Auf der herCAREER geben Heidi Stopper und Robert Franken in dem Vortrag „Gehaltsverhandlungen – mit Spaß zu mehr Geld“ weitere Tipps, wie Frauen ihr Gehalt erfolgreich aushandeln können: Freitag, 12. Oktober 2018, 11 bis 11.30 Uhr, Auditorium 2 – Halle 4 im MTC München.
Über Heidi Stopper
Heidi Stopper hat viele Jahre als Führungskraft und Vorstand im Personalbereich gearbeitet, zuletzt als Vorstand im MDAX. Coaching und Beratung von Führungskräften aller Ebenen, insbesondere des Topmanagements, war immer ein wesentlicher Bestandteil ihrer Tätigkeit. Heute ist sie Unternehmerin, eine der gefragtesten Topmanagement-Coaches und Beraterin zum Thema Karriere und berufliche Positionierung. Sie sitzt in etlichen Beiräten, ist Kuratoriumsvorsitzende der Macromedia und leidenschaftliche Förderin von Frauen im Berufsleben.
Über Robert Franken
Robert Franken unterstützt Unternehmen bei Positionierung, Strategie und digitalem Wandel. Einer seiner Beratungsschwerpunkte sind Organisationskulturen.
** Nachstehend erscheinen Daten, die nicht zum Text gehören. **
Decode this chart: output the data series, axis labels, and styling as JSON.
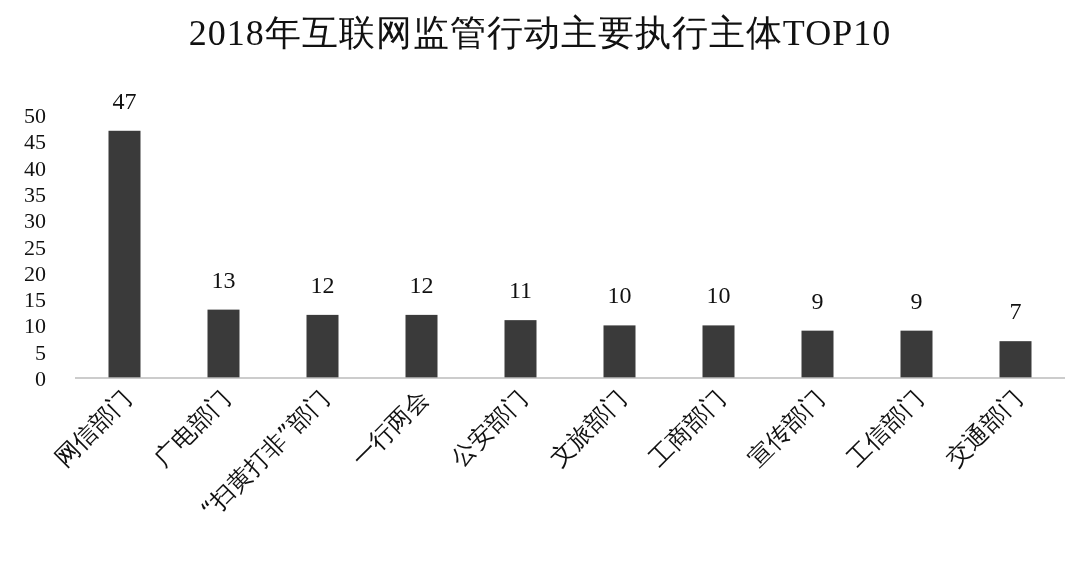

Er setzt sich für Diversity und Gender Equality ein und hat u. a. die Plattform „Male Feminists Europe“ mitgegründet. Auf seinem Blog „Digitale Tanzformation“ schreibt der ehemalige CEO von Chefkoch.de und urbia.de über wirtschaftliche und gesellschaftliche Perspektiven der digitalen Transformation und über die Frage, welche systemischen Rahmenbedingungen den (nicht nur) digitalen Wandel hemmen oder beschleunigen können. Robert Franken ist Beirat von PANDA, der Competition für weibliche Führungskräfte. Und seit dem 8. März 2018 ist er einer der vier ehrenamtlichen Botschafter für #HeForShe Deutschland.